In the society where we believed that no one was interested in Jesus, and where we believed that we would rather be quiet so as not to offend anyone. In the society where those who believe in God are almost deceived to think they’re lunatics, and where being good is enough to get one to heaven: in this society, souls have been saved and are still being saved as I write this.
The Turning in Aberdeen officially ends today and I can’t wait to hear the final numbers, because these are not just numbers, these are souls who have been reunited with their Maker. These are lives that have been transformed. These are people who have just received the best gift ever.

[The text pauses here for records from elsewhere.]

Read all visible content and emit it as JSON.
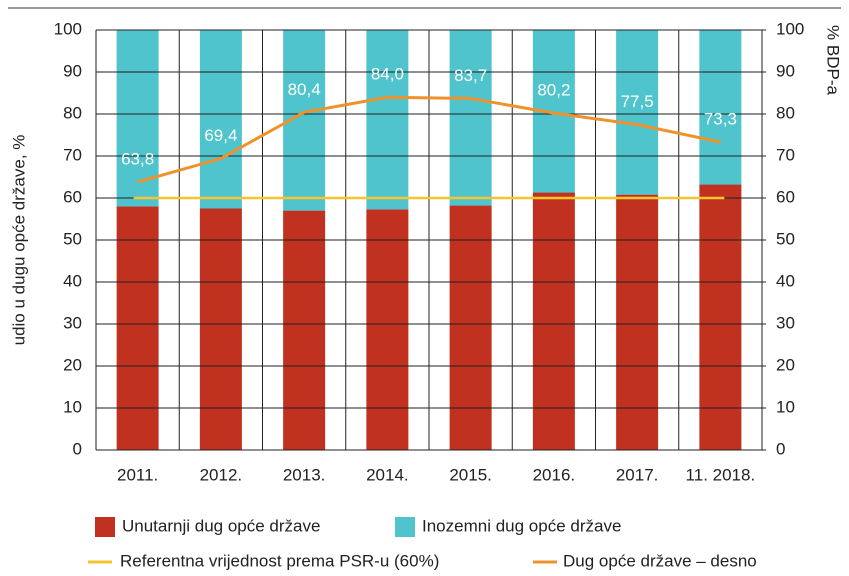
{
  "chart_data": {
    "type": "stacked_bar_line",
    "y_label": "udio u dugu opće države, %",
    "y2_label": "% BDP-a",
    "categories": [
      "2011.",
      "2012.",
      "2013.",
      "2014.",
      "2015.",
      "2016.",
      "2017.",
      "11. 2018."
    ],
    "series": [
      {
        "name": "Unutarnji dug opće države",
        "color": "#c0321f",
        "values": [
          58,
          57.5,
          57,
          57.3,
          58.2,
          61.3,
          60.8,
          63.2
        ]
      },
      {
        "name": "Inozemni dug opće države",
        "color": "#4fc4cc",
        "values": [
          42,
          42.5,
          43,
          42.7,
          41.8,
          38.7,
          39.2,
          36.8
        ]
      },
      {
        "name": "Dug opće države – desno",
        "color": "#f0922b",
        "axis": "y2",
        "type": "line",
        "values": [
          63.8,
          69.4,
          80.4,
          84.0,
          83.7,
          80.2,
          77.5,
          73.3
        ],
        "value_labels": [
          "63,8",
          "69,4",
          "80,4",
          "84,0",
          "83,7",
          "80,2",
          "77,5",
          "73,3"
        ]
      }
    ],
    "reference": {
      "name": "Referentna vrijednost prema PSR-u (60%)",
      "value": 60,
      "color": "#f6c530",
      "axis": "y2"
    },
    "ylim": [
      0,
      100
    ],
    "yticks": [
      0,
      10,
      20,
      30,
      40,
      50,
      60,
      70,
      80,
      90,
      100
    ],
    "y2lim": [
      0,
      100
    ],
    "y2ticks": [
      0,
      10,
      20,
      30,
      40,
      50,
      60,
      70,
      80,
      90,
      100
    ],
    "grid": true
  }
}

What The Turning has done is make us realise that we need not be afraid to share the good news of God’s love. It has made us aware that our times of outreach need not be the time to grow our church register but to draw the hearts of men to the knowledge of their Maker. It has opened our eyes to the truth of a ripe harvest in the midst of scepticism, and that we need not beat around the bush as we approach people: yes, the weather is fine and their gardens might be well kept, and sure, those topics are good starters for a conversation, but what people really need to hear is this:
GOD LOVES YOU AND HE HAS AN AMAZING PLAN FOR YOUR LIFE!
. . . And a chance to think about where they’ll spend eternity!
The Turning is not just a program: it’s a lifestyle.